With the COVID-19 crisis, the pendulum has rapidly swung back the other way. Public- and private-sector institutions have intervened very heavily to provide an economic buffer for individuals. Much of the effort has been focused on labour markets. Governments in Europe largely adopted job retention schemes, while the United States focused most of its efforts on direct support through one-off payments or expanded unemployment insurance, alongside a paycheck protection programme that provided funds to small business to finance payroll costs for eight weeks.
Beyond the labour market, other measures have included support for tenants, with one in five OECD countries either suspending rent increases or actively subsidising rent. And about 5% of the stimulus has gone directly into measures to support healthcare, with notable changes in the United States, which significantly increased protection, including guaranteeing free COVID-19 testing and mandating that employers provide paid sick leave for those who fall ill.
In the short term, these policies have helped to largely protect employment (in Europe) and individual disposable income (in the US), even as GDP fell sharply in the second quarter of 2020. Indeed, in the United States, disposable income has actually risen as a result of stimulus programmes, based on our estimates (Exhibit).

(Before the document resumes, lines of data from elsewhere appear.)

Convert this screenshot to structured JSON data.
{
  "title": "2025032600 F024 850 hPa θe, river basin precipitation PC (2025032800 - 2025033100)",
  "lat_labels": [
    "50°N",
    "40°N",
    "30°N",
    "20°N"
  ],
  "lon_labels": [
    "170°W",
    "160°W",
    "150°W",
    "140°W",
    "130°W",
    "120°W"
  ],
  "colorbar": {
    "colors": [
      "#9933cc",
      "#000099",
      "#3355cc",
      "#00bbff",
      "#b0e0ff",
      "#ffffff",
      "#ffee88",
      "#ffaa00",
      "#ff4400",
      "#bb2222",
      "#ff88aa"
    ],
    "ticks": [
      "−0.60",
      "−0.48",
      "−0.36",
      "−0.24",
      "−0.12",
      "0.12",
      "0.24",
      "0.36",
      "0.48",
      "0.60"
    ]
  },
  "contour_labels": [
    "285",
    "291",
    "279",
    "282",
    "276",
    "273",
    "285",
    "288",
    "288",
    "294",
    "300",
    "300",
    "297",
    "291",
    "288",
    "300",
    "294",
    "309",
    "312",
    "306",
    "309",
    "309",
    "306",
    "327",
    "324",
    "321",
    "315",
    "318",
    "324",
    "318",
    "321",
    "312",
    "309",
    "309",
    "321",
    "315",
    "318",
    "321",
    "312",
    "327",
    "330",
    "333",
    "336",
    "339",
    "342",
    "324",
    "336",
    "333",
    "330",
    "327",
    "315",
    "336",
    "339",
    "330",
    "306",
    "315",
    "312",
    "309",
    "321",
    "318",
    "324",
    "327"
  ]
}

The critical question in the future is whether the pendulum will swing back just as sharply once the COVID-19 crisis abates, or at least some of the intervention and innovation will remain as permanent features of a renewed social contract.
We see three main paths forward. The first is a return to the social contract as it was before COVID-19. Absent rapid gains in economic and productivity growth achieved through business dynamism, investment, technology and continued focus on job growth, such a scenario would resurface the many questions and rekindle the many vulnerabilities that were already becoming apparent before the pandemic struck—and to which the public and the private sector alike have not yet found lasting responses.
The second is for the current level of spending and institutional intervention to continue, at least for some time. However, there is an evident issue of long-term financial sustainability and stability.
A third path is for the overall level of social contract spending to be cut back significantly, to make it more sustainable, but for the interventions to be better targeted at the most vulnerable, including low-skill workers, women, youth and members of minority groups.
The pandemic is not yet over, and its social contract consequences and repercussions will likely continue playing out over months, if not years. Governments will have to select with care which initiatives to keep and which to phase out. They will need to continue innovating to address lingering and new challenges posed by the pandemic. Businesses will need to rethink their core role in the economy, with an emphasis on supporting workers, consumer and savers.
In many ways, the last few months have opened a new era of experimentation during which governments and businesses have had to react with extraordinary speed to new economic and social realities. This is the time to learn from these experiments and to translate them into long-term solutions, aiming to strengthen the social contract of advanced economies in a lasting way.